Bi: The Web Series is in its first season and consist of eight episodes that in my opinion get better and better with each episode. The show follows, Alex (the bisexual) and his three best friends. A woman, (Camille) who is also bisexual, there's two men, one straight (Damien) and another gay (Kai) and together they navigate through dating, living, and surviving in New York City. I wanted to know more about the series so I sat down with creator David J. Cork and the series director for every episode, Ashton Pina. The two of them talked me about what it was like making the series and what they hope that people would learn from it.
KM: How did Bi: The Web Series come to be?
DJC: There was a time in my life when I was dating but a girl and guy and I was telling my mom about the situation and she said that it would make a great TV show. So I started writing things down and before I knew it I had a television series.
KM: How did developing the character Alex help you in your personal life since it's based on you?
DJC: Writing the character Alex has helped me become more comfortable with myself. I'm a more open person about my sexuality. With the show coming out it was my coming out as well, before I was really quiet about my sexuality. If you knew, you knew and now my family is starting to ask questions about it.
KM: Speaking of people asking questions, bisexuality is and has been extremely taboo. The show not only touches heavily on bisexual relationships but other forms of love also. What do you hope people will take away from this show? Aston I'm interested in your thoughts also.
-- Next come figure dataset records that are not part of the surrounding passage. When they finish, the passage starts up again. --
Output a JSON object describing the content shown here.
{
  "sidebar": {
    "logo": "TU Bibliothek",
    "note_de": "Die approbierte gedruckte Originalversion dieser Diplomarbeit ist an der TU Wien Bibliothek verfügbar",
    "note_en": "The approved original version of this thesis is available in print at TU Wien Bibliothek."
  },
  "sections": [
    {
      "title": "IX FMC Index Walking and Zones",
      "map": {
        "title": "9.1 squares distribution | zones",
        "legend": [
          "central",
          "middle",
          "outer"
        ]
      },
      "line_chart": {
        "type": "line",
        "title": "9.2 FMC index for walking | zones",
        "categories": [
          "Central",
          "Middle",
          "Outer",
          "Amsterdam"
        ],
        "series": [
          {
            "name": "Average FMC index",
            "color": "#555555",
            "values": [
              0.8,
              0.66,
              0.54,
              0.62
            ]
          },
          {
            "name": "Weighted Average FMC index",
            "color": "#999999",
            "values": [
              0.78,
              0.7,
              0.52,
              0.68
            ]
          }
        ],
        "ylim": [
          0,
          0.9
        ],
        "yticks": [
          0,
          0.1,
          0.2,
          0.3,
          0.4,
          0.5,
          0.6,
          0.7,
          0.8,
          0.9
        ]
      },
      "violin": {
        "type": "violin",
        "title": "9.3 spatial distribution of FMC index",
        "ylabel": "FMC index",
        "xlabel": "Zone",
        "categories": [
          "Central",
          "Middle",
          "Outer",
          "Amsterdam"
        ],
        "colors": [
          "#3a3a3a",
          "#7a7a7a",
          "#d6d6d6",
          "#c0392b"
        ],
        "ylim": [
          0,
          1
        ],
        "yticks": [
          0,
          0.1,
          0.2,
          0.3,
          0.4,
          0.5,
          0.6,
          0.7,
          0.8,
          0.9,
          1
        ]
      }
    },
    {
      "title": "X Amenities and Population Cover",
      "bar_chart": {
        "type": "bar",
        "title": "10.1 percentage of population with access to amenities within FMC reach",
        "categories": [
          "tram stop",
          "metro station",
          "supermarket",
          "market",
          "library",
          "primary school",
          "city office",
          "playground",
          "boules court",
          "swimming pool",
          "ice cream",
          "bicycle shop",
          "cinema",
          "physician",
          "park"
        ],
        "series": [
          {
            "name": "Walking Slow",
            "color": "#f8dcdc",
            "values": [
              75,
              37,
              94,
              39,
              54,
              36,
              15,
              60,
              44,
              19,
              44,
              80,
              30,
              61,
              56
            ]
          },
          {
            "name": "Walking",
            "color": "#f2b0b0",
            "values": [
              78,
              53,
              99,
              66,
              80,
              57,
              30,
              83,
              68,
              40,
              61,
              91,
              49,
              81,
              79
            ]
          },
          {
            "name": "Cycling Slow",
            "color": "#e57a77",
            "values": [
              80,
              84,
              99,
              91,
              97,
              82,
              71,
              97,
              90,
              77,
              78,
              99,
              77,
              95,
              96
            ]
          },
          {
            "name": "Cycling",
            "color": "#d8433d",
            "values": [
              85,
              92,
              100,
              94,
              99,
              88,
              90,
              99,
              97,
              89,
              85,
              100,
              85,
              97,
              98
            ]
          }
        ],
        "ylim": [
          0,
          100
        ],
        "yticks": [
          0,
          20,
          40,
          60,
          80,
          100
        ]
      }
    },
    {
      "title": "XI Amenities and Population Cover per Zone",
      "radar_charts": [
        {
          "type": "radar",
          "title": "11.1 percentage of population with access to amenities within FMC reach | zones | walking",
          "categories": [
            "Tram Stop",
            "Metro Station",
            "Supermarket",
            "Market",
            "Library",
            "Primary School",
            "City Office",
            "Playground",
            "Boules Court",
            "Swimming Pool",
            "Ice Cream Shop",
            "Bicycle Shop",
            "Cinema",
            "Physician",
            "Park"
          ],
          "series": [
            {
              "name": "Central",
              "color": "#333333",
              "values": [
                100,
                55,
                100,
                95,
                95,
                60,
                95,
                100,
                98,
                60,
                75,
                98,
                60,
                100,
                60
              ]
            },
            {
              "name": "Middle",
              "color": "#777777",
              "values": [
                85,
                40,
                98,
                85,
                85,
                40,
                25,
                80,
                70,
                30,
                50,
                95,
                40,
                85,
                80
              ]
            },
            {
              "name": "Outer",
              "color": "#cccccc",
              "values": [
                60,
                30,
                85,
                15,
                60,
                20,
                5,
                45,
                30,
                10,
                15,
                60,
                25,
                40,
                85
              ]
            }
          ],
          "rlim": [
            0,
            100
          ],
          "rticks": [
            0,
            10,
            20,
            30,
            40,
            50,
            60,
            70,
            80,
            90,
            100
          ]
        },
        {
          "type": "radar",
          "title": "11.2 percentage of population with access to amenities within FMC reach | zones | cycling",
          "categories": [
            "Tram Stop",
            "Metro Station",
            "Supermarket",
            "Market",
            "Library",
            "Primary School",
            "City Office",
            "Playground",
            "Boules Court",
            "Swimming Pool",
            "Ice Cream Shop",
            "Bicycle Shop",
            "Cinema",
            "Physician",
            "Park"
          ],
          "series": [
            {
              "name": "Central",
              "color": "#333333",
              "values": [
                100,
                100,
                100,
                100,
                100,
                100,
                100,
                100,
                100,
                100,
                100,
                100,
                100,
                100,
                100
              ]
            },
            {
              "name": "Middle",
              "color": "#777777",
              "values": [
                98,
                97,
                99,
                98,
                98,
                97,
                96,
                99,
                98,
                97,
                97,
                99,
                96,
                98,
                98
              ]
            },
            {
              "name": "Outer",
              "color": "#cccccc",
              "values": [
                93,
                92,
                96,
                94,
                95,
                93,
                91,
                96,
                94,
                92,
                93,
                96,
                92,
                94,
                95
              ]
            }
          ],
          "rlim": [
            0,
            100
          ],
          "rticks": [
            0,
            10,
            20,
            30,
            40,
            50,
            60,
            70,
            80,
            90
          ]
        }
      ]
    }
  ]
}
AP: It's my hope that when people watch our show that they leave or finish watching episodes and say it's important that everyone be accepted no matter whom they love.
DJC: For me the show premiered during Bisexual Awareness Week and during that time I had people say that the show offered a fresh new perspective of a group of people vastly underrepresented in the media and entertainment.
AP: Yeah, I agree, there aren't a lot a bisexual characters on television and I think in order for people to understand acceptance those images need to be out there.
In my talk with David and Ashton I gathered that they are looking to create programs that are not only entertaining but will also educate people on some of the difference that make up or world. The two of them decided to create a production company catered to that. They call the production company BiUs TV and they pride themselves on being able to present content for all colors. As for Bi: The Web Series the characters grow in each episode and the story transforms into something more and more complex. I recommend that if you want to get to know what other kinds of people exist in the world you take a look at the web series but be prepared for some stimulating scenes. The show really pushes the envelope with its subject matter but it also leaves you understanding what the characters are going and wanting more of it. You can check the web series on their YouTube channel BIUS TV.